Fearful that a direct reprisal against the nurses would risk igniting a powder keg of working-class anger, the NSW government attacked rail workers partly as a warning to the entire working class that no industrial action, however limited, would be tolerated. The fact that this manoeuvre backfired so spectacularly is an example of the extent of popular opposition.

It is under these conditions that the RTBU immediately came to the government’s rescue, ensuring service resumed and the dispute was once again confined to backroom union-management talks.

On February 21, while Elliott slandered rail workers, RTBU NSW Secretary Alex Claassens was calling on him to “come to the table.” The following day, Elliott offered his “congratulations and thanks to Alex” and said he was “delighted” with the outcome of a meeting with the union.

On February 26, in a piece published in the Daily Telegraph, Claassens called on Elliott and Perrottet to “sit down with the list of claims workers gave them eight months ago and start making some offers to resolve them.”

In other words, Claassens was issuing a clear and public promise to suppress any further opposition from workers and ram through a sell-out deal based on one or two minor concessions.

Notwithstanding the political embarrassment, TfNSW and the Perrottet government in fact achieved precisely what they set out to do. The manoeuvre was aimed at shutting down industrial action on the railways and getting back to the business of imposing a regressive enterprise agreement, which is exactly what the union is seeking to deliver.

This is in line with the role played by the RTBU for decades. In one enterprise agreement after another, the RTBU has enforced job cuts, increased casualisation, and the punitive 2.5 percent per annum wage cap. This is all part of a drive towards privatisation which the union has facilitated for every other mode of transport in NSW.

Conscious of workers’ opposition to the deepening assault, the RTBU confines disputes to long and demoralising campaigns of limited work bans designed to cause minimal disruption. This is aimed at wearing workers down until they are forced to accept a rotten deal cooked up in union-management talks.

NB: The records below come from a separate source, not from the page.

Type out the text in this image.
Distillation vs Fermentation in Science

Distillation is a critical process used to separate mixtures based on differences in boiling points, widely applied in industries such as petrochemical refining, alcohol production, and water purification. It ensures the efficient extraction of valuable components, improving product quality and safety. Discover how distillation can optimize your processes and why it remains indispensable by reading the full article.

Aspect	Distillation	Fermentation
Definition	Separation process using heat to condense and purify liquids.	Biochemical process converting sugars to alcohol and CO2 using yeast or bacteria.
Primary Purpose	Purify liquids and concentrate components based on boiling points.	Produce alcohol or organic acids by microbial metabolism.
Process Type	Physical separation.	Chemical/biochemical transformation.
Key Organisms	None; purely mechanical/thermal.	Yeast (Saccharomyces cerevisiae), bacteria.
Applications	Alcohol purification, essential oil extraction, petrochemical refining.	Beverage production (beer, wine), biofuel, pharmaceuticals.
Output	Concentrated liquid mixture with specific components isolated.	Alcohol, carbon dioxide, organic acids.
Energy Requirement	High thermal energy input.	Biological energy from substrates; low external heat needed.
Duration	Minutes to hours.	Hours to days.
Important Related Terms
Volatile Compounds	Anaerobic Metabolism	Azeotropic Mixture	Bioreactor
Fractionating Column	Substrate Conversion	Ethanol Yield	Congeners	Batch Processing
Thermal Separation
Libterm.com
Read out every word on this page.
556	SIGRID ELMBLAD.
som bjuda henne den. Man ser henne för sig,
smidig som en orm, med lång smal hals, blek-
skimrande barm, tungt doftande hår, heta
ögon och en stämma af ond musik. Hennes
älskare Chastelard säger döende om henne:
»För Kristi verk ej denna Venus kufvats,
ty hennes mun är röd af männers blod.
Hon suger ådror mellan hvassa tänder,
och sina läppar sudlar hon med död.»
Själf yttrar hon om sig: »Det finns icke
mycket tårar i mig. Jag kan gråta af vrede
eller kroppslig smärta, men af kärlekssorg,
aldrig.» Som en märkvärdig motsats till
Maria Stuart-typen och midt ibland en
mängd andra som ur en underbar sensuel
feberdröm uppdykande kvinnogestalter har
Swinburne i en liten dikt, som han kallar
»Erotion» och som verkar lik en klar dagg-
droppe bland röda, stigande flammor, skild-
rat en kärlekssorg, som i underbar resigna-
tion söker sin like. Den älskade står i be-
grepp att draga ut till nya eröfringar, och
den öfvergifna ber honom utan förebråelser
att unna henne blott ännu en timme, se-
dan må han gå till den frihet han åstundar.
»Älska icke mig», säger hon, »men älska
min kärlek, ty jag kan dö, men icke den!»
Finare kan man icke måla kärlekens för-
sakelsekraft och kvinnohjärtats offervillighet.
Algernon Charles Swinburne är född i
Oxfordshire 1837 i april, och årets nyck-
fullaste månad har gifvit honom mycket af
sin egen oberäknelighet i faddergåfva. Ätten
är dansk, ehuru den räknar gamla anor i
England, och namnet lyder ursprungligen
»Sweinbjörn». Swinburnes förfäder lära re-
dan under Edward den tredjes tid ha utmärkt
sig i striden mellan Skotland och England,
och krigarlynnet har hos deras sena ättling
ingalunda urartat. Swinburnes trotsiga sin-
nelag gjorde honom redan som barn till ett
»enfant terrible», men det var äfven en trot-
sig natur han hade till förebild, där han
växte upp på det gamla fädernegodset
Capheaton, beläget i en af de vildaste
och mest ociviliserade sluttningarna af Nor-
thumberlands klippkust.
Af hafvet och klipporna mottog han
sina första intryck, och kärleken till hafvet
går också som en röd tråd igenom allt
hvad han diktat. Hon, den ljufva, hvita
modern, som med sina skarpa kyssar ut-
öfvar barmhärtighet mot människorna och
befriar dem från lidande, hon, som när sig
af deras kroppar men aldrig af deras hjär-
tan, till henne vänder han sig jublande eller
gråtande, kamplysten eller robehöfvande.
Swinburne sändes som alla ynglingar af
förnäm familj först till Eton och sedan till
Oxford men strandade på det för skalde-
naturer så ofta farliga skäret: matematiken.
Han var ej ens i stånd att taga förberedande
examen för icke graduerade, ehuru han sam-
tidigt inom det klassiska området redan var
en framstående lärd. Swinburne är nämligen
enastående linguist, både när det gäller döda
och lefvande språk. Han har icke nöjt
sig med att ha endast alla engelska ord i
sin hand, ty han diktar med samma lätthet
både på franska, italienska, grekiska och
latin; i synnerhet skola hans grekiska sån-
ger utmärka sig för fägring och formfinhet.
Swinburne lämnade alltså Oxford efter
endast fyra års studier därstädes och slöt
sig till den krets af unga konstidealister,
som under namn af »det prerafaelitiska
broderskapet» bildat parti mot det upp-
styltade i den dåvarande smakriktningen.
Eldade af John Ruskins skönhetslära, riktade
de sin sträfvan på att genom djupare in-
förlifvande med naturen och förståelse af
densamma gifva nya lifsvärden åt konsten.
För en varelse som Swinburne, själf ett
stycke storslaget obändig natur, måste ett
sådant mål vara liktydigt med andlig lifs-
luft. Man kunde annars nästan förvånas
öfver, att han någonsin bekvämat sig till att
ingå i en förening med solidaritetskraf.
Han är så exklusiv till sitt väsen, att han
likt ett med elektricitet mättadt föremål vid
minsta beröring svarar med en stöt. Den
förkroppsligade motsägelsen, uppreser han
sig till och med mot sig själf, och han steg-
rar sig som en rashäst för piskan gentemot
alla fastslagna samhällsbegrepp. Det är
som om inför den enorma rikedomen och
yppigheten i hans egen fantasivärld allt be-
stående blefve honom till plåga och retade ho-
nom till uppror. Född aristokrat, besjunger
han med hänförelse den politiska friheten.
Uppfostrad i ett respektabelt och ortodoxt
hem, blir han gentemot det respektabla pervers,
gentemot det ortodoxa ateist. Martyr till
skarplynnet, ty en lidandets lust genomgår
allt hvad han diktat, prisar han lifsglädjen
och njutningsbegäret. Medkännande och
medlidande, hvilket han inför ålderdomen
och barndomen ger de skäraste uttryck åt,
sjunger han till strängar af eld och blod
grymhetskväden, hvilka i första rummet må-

This is not the result of tactical errors or solely of malevolent individuals within the bureaucracy. The fact is, the unions are no longer workers’ organisations in any way, having been transformed since the 1980s into pro-business enforcers of management demands.

Rail workers must break with the union and form their own organisations of struggle; independent rank-and-file committees. Through these committees, workers must appeal to their counterparts across the transport industry and the entire working class to mount a serious political fight against the continuing assault on jobs, pay and conditions and to defeat any sell-out agreement.

More broadly, the rail shutdown has underscored the need for a political movement of the working class uniting transport staff with nurses and other public sector employees as well as workers throughout the private sector. Such a movement must be directed against the entire political establishment including Labor, the unions and the capitalist system which subordinates everything to the profit dictates of the corporate elite.